Par Franck GACOGNE

Matthieu 1, 1-23

En tant que parents avec vos enfants, je suis sûr qu’il vous arrive souvent de faire des remarques comme : « mais arrête donc, tu ne vois pas que ça déborde, tu ne crois pas qu’il y en a assez maintenant » ou encore « Fais attention, tu en mets plein à côté ! », que ce soit à la cuisine, dans la salle de bain ou dans le jardin. En générale, ces remarques sont bien sûr justifiées, parce que vous avez le souci de leur éducation, de leur apprendre à ne pas gaspiller, à économiser. Mais voilà qu’à l’inverse, Jésus dans cette parabole veut nous délivrer un tout autre message : celui de la profusion, de l’abondance, du débordement. Cela ne veut pas dire que Jésus encourage au gaspillage : non, lors de la multiplication des pains, il demande à ce que tous les restes soient ramassés dans des corbeilles. Mais par contre, quand il s’agit de semer et plus particulièrement de semer la Parole de Dieu, alors là il n’y a plus de limites.

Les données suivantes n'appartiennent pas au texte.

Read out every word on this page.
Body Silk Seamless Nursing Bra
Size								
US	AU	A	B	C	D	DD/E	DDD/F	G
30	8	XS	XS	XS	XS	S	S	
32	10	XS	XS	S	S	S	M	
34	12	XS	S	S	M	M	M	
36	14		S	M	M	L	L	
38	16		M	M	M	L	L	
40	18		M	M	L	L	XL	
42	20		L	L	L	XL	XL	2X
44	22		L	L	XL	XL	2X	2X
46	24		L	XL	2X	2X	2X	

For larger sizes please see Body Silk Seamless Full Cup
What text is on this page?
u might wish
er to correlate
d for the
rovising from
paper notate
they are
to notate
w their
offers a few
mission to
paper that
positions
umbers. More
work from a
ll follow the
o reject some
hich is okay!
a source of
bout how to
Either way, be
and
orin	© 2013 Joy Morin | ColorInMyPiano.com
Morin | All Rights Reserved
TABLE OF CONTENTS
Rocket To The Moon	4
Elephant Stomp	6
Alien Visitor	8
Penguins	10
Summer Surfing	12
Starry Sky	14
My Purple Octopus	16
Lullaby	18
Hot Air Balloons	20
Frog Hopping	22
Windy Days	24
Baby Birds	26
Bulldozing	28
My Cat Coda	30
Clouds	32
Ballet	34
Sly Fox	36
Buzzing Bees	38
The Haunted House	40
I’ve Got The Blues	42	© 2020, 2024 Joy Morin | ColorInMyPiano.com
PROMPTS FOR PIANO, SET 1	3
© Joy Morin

Je crois que le cœur du message de ce texte, c’est l’abondance. Dieu se donne avec une abondance sans mesure. Il sème à tout vent, il ne semble pas se préoccuper de la récolte futur, ni de savoir si ce qu’il a semé a débordé les limites de son terrain, de son chez lui. Le geste du semeur est plus large que la terre qui récolte sa semence. Il ne calcule pas. Il ne cherche pas à savoir à l’avance si tel ou tel terrain risque d’être moins productif qu’un autre. Non, il sème, il jette la semence à tout vent comme l’Esprit souffle où il veut, il répand sa Parole sur toute la terre, sur toutes les terres, tous les terrains (différentes générations, cultures, origines, milieux sociaux) sans aucun préjugés. Car en effet, Jésus compare le grain à la Parole. Le semeur, c’est Dieu qui parle, et Jésus ne s’en prive pas, parce qu’il souhaite que la Bonne Nouvelle soit répandue partout et pour tous. Il ne cherche pas à la donner uniquement là où elle a le plus de chance de germer et de porter du fruit. Non, il donne sa chance à tous, et tous en bénéficient. Dieu n’a pas de préjugés. La Parole est donnée à tous et d’ailleurs dans le texte tous la reçoivent même si c’est d’une façon très brève, elle n’est jamais gâchée.

Aujourd’hui, la Parole de Dieu n’a pas d’autres moyens pour être semée que nos lèvres et nos mains. St Paul nous prévient « à semer trop peu, on récolte trop peu ; à semer largement on récolte largement » (2 Co 9, 6). Dans notre vie de chrétien, il arrive qu’on veuille se limiter dans notre témoignage. Entre le prosélytisme et le mutisme n’y a-t-il pas une voie à emprunter qui est celle d’un témoignage joyeux et ordinaire de ce que cette Bonne Nouvelle de l’évangile produit en nos cœurs. Elle nous réjouit, elle donne du sens à notre vie, n’est-ce pas ? Nous venons d’ailleurs nous en nourrir le dimanche. Ne peut-elle pas faire de même pour quelqu’un d’autre qui n’est pas là ce matin ? Et qui donc le lui permettra ? Il arrive que, par respect dit-on, on ne dise jamais rien de nos convictions religieuses en dehors d’une église. Mais qui respectons alors ? Ni cette Bonne Nouvelle dont je me crois alors propriétaire, qui est mise sous le boisseau (Mt 5, 15) et dont je décide d’arrêter la course ; ni la personne que je rencontre et dont je juge a priori qu’elle ne pourrait la recevoir. Que certains chrétiens, messagers hier ou aujourd’hui n’aient pas su être témoin de la foi d’une manière appropriée ne retire en rien la justesse et l’universalité à laquelle le cœur du message, l’évangile est destiné. La vie est un risque, nous pouvons mal faire, mais la parabole du semeur nous invite à la suite de Jésus à prendre ce risque et à semer largement.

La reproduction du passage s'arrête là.